Dhoni was asked whether he felt India was punished in 50-50 decisions because its board - the BCCI - will not adopt the technology, to which the skipper replied: "I may agree with you." 

He also asked another reporter: "Are you indirectly saying that we don't get decisions in our favour because we don't use DRS?" before giving his thoughts on the Bailey non-dismissal. 


"It could have [changed the outcome of game], but at the same time, we need to push the umpires to make the right decision and you have to see how many 50-50 decisions doesn't go in our favour and it always happens. Then [in that case] you have to take it, but I'm still not convinced about DRS." 

Speaking after Dhoni at the post-match press conference, Bailey lit the fuse on a sensitive matter by cheekily implying if DRS was used in the series he might have been in a bit of trouble. 

Lucky break: George Bailey survived a first ball scare to star for Australia.
Lucky break: George Bailey survived a first ball scare to star for Australia. Photo: Getty Images

"Yeah, it just caught the thigh guard a little bit I reckon," said Bailey with a smile. "It would have been interesting on DRS to have a look at that wouldn't it?"

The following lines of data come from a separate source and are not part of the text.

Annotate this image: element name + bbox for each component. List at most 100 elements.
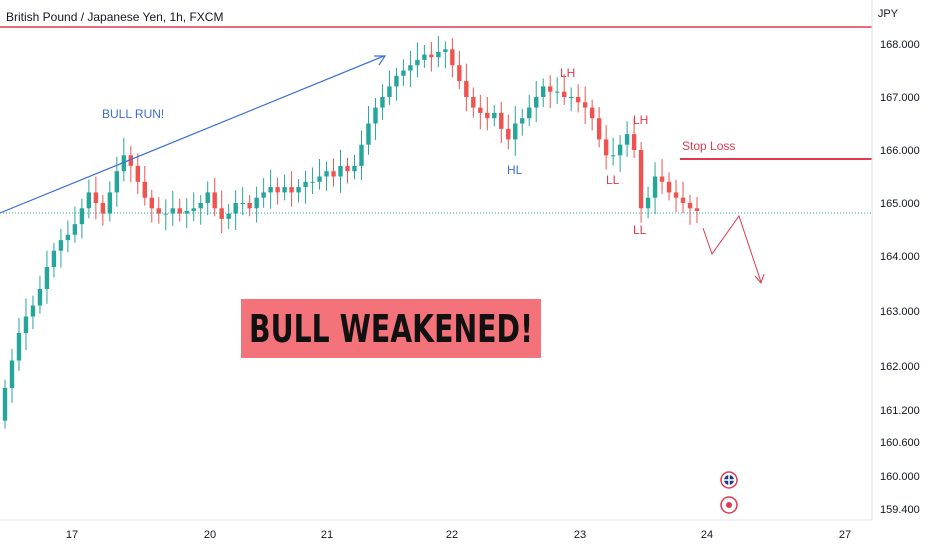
candle-body bbox=[513, 123, 518, 140]
ll-label-1: LL bbox=[606, 173, 620, 187]
candle-body bbox=[457, 65, 462, 82]
price-axis-bg bbox=[872, 0, 932, 550]
candle-body bbox=[289, 187, 294, 193]
candle-body bbox=[296, 187, 301, 193]
hl-label: HL bbox=[507, 163, 523, 177]
candle-body bbox=[93, 192, 99, 203]
y-tick-label: 161.200 bbox=[880, 405, 920, 417]
candle-body bbox=[114, 171, 120, 193]
candle-body bbox=[184, 210, 189, 214]
candle-body bbox=[617, 144, 623, 156]
x-tick-label: 21 bbox=[321, 529, 333, 541]
candle-body bbox=[373, 107, 378, 124]
candle-body bbox=[310, 181, 315, 183]
trend-line[interactable] bbox=[0, 55, 385, 214]
candle-body bbox=[177, 208, 182, 214]
candle-body bbox=[261, 192, 266, 198]
candle-body bbox=[86, 192, 92, 209]
candle-body bbox=[9, 360, 15, 388]
lh-label-1: LH bbox=[560, 66, 575, 80]
candle-body bbox=[212, 192, 217, 209]
candle-body bbox=[603, 139, 609, 156]
candle-body bbox=[37, 289, 43, 306]
y-tick-label: 165.000 bbox=[880, 198, 920, 210]
candle-body bbox=[30, 305, 36, 317]
candle-body bbox=[429, 54, 434, 58]
stop-loss-label: Stop Loss bbox=[682, 139, 735, 153]
trend-arrowhead bbox=[374, 55, 387, 66]
candle-body bbox=[366, 123, 371, 145]
candle-body bbox=[352, 165, 357, 172]
candle-body bbox=[303, 181, 308, 188]
candle-body bbox=[121, 155, 127, 172]
x-tick-label: 27 bbox=[839, 529, 851, 541]
time-axis[interactable]: 17 20 21 22 23 24 27 bbox=[0, 519, 872, 541]
candle-body bbox=[548, 86, 553, 92]
candle-body bbox=[65, 234, 71, 241]
candle-body bbox=[380, 97, 385, 108]
candle-body bbox=[268, 187, 273, 193]
candle-body bbox=[436, 51, 441, 58]
candle-body bbox=[275, 187, 280, 193]
candle-body bbox=[247, 203, 252, 209]
candle-body bbox=[610, 155, 616, 157]
candle-body bbox=[666, 181, 672, 193]
candle-body bbox=[492, 112, 497, 119]
candle-body bbox=[415, 59, 420, 66]
banner-bg bbox=[241, 299, 541, 358]
projection-path[interactable] bbox=[702, 214, 762, 283]
y-tick-label: 162.000 bbox=[880, 361, 920, 373]
candle-body bbox=[79, 208, 85, 225]
candle-body bbox=[226, 213, 231, 219]
candle-body bbox=[331, 171, 336, 177]
candle-body bbox=[191, 208, 196, 211]
candle-body bbox=[541, 86, 546, 97]
candle-body bbox=[401, 70, 406, 76]
candle-body bbox=[568, 97, 574, 98]
candle-body bbox=[450, 49, 455, 66]
candle-body bbox=[464, 81, 469, 97]
candle-body bbox=[205, 192, 210, 203]
japan-flag-dot-icon bbox=[726, 502, 732, 508]
candle-body bbox=[589, 107, 595, 119]
candle-body bbox=[506, 128, 511, 140]
candle-body bbox=[582, 102, 588, 108]
candle-body bbox=[561, 91, 567, 97]
candle-body bbox=[44, 267, 50, 289]
candle-body bbox=[534, 97, 539, 108]
candle-body bbox=[499, 112, 504, 129]
y-tick-label: 166.000 bbox=[880, 145, 920, 157]
candle-body bbox=[128, 155, 134, 166]
candle-body bbox=[575, 97, 581, 103]
candle-body bbox=[387, 86, 392, 97]
candle-body bbox=[324, 171, 329, 177]
x-tick-label: 22 bbox=[446, 529, 458, 541]
candle-body bbox=[149, 197, 154, 209]
y-tick-label: 159.400 bbox=[880, 504, 920, 516]
candle-body bbox=[72, 224, 78, 235]
candle-body bbox=[233, 203, 238, 214]
candle-body bbox=[624, 134, 630, 145]
lh-label-2: LH bbox=[633, 113, 648, 127]
candle-body bbox=[254, 197, 259, 209]
candle-body bbox=[58, 240, 64, 251]
price-axis[interactable]: 168.000 167.000 166.000 165.000 164.000 163.0… bbox=[871, 0, 932, 550]
x-tick-label: 20 bbox=[204, 529, 216, 541]
y-tick-label: 168.000 bbox=[880, 39, 920, 51]
candle-body bbox=[359, 144, 364, 166]
ll-label-2: LL bbox=[633, 223, 647, 237]
candle-body bbox=[107, 192, 113, 214]
candle-body bbox=[596, 118, 602, 140]
candle-body bbox=[422, 54, 427, 60]
candle-body bbox=[673, 192, 679, 198]
candle-body bbox=[631, 134, 637, 150]
candle-body bbox=[659, 176, 665, 182]
candle-body bbox=[338, 165, 343, 177]
y-tick-label: 163.000 bbox=[880, 306, 920, 318]
candle-body bbox=[687, 203, 693, 209]
candle-body bbox=[645, 197, 651, 209]
candle-body bbox=[16, 333, 22, 361]
chart-title: British Pound / Japanese Yen, 1h, FXCM bbox=[6, 10, 224, 24]
candle-body bbox=[345, 165, 350, 172]
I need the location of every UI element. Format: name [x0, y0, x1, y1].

The BCCI remains unmoved on its anti-technology stance with president Shashank Manohar saying in December that unless DRS became "foolproof" the Indians would continue to refuse the technology. 

Dhoni tiptoed the question as to whether the whole playing group was united on the issue of DRS before going on to give his explanation of why he thinks the technology does not work. 

"I tell you what DRS should be; it should be the decision making system," Dhoni said. "If you see the deviations in DRS, there are quite a few deviations, even the makers agree that there's a bit of deviation that can happen.

"Now you have to also take into account whether it was given not out or not. If it's given out, it needs to touch the stump, if it's not out then half the ball needs to hit the stump. That itself makes the variables too big and in cricket every inch matters, it's millimetres that really matters.

"It has to be plain and simple, you don't want to put too many things in consideration. Now for example you take DRS in an LBW decision - what really changes everything is whether the decision was given in favour or not and it can mean a margin of one inch and in cricket that's very big."